According to a recent report, more than 50 percent of fleet owners and managers claim they are experiencing a driver shortage.
And the reasons are fairly clear. Many fleet driver positions have a high barrier to entry, with expensive trainings and certifications. Once in those positions, the job is stressful, with long hours and high pressure to perform.
As a result, many drivers wash out after just a few years. And those that are left are heavily targeted and recruited by competitors.
So, how can fleet owners and managers keep drivers longer?
According to the report, 58% of fleets are responding by offering increased pay, with 38% offering better benefits, as well.
Increasing pay and benefits is all well and good and wise. But even that fails to address the real issue: that most drivers never attain those pay strata, and leave before they do.
That’s because most of those compensation packages are based on driver safety and performance. And you’ll never guess what 43 percent of fleet managers aren’t doing: benchmarking their drivers’ performance.
“As organizations struggle to justify the cost of telematics, driver benchmarking may be the answer,” the Teletrac Navman report states.
“Still 43 percent of companies using telematics say they are not currently evaluating driver behavior, despite having the tools to do so. Of those who are evaluating and benchmarking behavior, 43 percent do not reward drivers for their performance.”
So, nearly half of the fleets with telematics aren’t benchmarking driver performance, and those who are aren’t offering any incentive to their drivers to improve.
And what happens? Your drivers can’t meet your better pay thresholds because they can’t show they’ve improved. So they quit.
That’s the biggest reason why measuring and benchmarking your drivers’ performance is so critical. But it’s not the only one.
For fleet owners and managers concerned with ROI, driver benchmarking is a safeguard. Without it, choosing which drivers to promote and invest training resources into is little more than a gut-feeling crapshoot.
But with driver benchmarking, fleets can minimize their exposure to risk by knowing for a fact exactly how safe that driver is, how much downtime he or she produces, and even how many successful trips he or she completes per day. All of that translates easily into cold, hard dollar amounts.

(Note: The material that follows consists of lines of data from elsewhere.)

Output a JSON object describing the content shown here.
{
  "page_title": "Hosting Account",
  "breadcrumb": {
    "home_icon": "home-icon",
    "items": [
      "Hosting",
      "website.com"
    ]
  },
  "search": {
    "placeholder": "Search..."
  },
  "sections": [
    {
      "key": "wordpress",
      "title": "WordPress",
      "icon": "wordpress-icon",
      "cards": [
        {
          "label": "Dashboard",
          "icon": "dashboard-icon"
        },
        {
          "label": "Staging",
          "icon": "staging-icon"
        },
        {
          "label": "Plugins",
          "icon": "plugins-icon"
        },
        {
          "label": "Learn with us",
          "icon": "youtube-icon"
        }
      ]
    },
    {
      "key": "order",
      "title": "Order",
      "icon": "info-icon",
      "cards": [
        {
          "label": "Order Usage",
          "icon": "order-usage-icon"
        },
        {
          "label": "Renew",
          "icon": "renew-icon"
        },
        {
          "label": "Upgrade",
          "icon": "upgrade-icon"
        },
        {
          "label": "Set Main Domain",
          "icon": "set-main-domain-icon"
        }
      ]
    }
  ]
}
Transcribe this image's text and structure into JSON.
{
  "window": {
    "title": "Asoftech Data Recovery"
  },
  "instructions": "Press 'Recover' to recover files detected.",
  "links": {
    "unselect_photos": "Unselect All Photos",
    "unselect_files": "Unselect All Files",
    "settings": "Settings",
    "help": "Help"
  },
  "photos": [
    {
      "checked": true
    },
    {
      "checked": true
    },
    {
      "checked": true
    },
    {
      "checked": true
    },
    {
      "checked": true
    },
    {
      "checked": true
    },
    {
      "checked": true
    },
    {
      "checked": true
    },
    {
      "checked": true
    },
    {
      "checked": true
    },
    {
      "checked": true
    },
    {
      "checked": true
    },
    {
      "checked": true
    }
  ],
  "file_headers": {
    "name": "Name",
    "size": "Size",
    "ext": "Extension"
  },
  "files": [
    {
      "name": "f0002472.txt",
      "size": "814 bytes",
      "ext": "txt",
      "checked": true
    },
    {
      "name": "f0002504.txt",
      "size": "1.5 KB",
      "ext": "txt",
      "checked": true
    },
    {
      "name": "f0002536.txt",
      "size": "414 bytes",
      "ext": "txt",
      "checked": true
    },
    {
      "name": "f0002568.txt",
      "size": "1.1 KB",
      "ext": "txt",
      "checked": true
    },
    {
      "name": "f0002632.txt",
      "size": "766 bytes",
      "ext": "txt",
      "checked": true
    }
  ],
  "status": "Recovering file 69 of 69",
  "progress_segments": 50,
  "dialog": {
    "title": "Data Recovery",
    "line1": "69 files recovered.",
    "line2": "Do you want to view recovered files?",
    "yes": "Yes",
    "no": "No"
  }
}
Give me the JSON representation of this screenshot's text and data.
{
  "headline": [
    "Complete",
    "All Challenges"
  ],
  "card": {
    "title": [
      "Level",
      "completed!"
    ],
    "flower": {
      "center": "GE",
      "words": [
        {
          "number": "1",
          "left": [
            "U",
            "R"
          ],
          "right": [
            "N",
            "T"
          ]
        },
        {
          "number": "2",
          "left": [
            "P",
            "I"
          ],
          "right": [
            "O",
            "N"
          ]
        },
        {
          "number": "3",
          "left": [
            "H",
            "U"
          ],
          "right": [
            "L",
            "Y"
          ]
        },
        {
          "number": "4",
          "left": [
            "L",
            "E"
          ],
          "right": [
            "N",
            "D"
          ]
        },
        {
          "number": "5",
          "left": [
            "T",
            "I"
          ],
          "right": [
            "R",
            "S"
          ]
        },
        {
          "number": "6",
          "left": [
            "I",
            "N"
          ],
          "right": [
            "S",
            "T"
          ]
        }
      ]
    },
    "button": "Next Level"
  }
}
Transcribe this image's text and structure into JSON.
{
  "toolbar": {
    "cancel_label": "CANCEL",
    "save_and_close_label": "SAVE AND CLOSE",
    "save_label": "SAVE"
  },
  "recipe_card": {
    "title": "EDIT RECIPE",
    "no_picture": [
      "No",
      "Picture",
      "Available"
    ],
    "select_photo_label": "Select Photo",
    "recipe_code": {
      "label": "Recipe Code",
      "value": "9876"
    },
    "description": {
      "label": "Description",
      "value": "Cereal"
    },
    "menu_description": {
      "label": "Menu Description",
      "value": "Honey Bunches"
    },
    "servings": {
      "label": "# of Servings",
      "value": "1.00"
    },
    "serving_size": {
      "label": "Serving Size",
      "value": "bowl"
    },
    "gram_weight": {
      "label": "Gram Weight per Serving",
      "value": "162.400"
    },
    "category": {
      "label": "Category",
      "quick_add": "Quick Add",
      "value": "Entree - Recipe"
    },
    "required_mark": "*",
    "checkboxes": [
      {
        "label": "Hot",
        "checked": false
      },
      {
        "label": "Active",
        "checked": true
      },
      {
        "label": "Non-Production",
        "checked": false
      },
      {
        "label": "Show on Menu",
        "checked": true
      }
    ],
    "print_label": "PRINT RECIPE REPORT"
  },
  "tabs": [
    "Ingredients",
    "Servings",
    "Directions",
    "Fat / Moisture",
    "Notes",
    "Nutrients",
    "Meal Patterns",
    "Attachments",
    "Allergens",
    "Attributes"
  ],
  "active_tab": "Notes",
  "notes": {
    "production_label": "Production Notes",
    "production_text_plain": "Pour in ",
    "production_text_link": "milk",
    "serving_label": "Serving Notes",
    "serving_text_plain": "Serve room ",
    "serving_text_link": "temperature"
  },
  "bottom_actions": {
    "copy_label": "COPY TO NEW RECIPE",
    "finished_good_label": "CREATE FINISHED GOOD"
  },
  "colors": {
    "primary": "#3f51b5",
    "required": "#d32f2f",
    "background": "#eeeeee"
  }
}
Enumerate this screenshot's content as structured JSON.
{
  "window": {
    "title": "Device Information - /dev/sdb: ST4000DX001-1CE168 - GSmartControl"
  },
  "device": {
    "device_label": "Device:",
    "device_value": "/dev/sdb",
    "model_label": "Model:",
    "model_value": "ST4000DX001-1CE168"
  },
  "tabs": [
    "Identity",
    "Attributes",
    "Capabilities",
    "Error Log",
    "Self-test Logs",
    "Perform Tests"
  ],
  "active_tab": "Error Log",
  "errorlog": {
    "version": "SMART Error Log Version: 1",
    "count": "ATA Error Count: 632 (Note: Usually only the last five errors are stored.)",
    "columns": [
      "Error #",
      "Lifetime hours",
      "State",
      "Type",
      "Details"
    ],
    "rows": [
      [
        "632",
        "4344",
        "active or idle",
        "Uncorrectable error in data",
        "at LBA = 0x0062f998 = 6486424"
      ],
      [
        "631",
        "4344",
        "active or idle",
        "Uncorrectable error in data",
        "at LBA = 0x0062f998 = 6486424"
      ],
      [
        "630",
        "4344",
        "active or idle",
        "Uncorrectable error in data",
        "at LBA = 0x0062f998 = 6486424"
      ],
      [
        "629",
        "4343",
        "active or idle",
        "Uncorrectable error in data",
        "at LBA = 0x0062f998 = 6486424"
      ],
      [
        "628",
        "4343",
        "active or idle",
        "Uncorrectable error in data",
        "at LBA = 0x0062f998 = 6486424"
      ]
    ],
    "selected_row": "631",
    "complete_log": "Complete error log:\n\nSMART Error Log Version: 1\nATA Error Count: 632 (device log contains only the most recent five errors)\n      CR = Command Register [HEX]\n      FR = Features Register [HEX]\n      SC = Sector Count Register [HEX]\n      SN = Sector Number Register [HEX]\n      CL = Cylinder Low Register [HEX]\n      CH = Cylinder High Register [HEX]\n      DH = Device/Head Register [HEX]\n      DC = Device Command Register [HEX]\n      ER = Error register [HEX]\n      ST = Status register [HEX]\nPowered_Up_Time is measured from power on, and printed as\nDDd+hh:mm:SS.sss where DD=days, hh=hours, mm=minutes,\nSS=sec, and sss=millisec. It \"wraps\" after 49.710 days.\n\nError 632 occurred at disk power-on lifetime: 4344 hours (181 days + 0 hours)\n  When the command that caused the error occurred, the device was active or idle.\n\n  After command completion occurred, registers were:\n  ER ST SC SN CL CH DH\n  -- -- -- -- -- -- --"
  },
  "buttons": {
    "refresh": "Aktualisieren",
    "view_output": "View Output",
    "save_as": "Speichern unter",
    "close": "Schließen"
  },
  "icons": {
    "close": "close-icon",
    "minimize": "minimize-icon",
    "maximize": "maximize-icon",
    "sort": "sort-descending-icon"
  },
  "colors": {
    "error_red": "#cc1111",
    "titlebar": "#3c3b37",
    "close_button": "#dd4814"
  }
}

And suddenly, your driver ROI is easily provable.
That’s the promise of driver benchmarking for fleets. Know who your best drivers are, help them improve, and keep them around longer.
The fleet industry is struggling through a driver shortage. And despite many fleets already using telematics solutions, even more are not measuring or benchmarking their drivers’ performance.
By making this simple shift towards adopting driver benchmarking, fleet managers and owners can keep their best drivers working for them longer, and minimize their risks with quantitatively provable ROI.
And that means more profitable fleets, more well-paid drivers, and safer roads for all of us.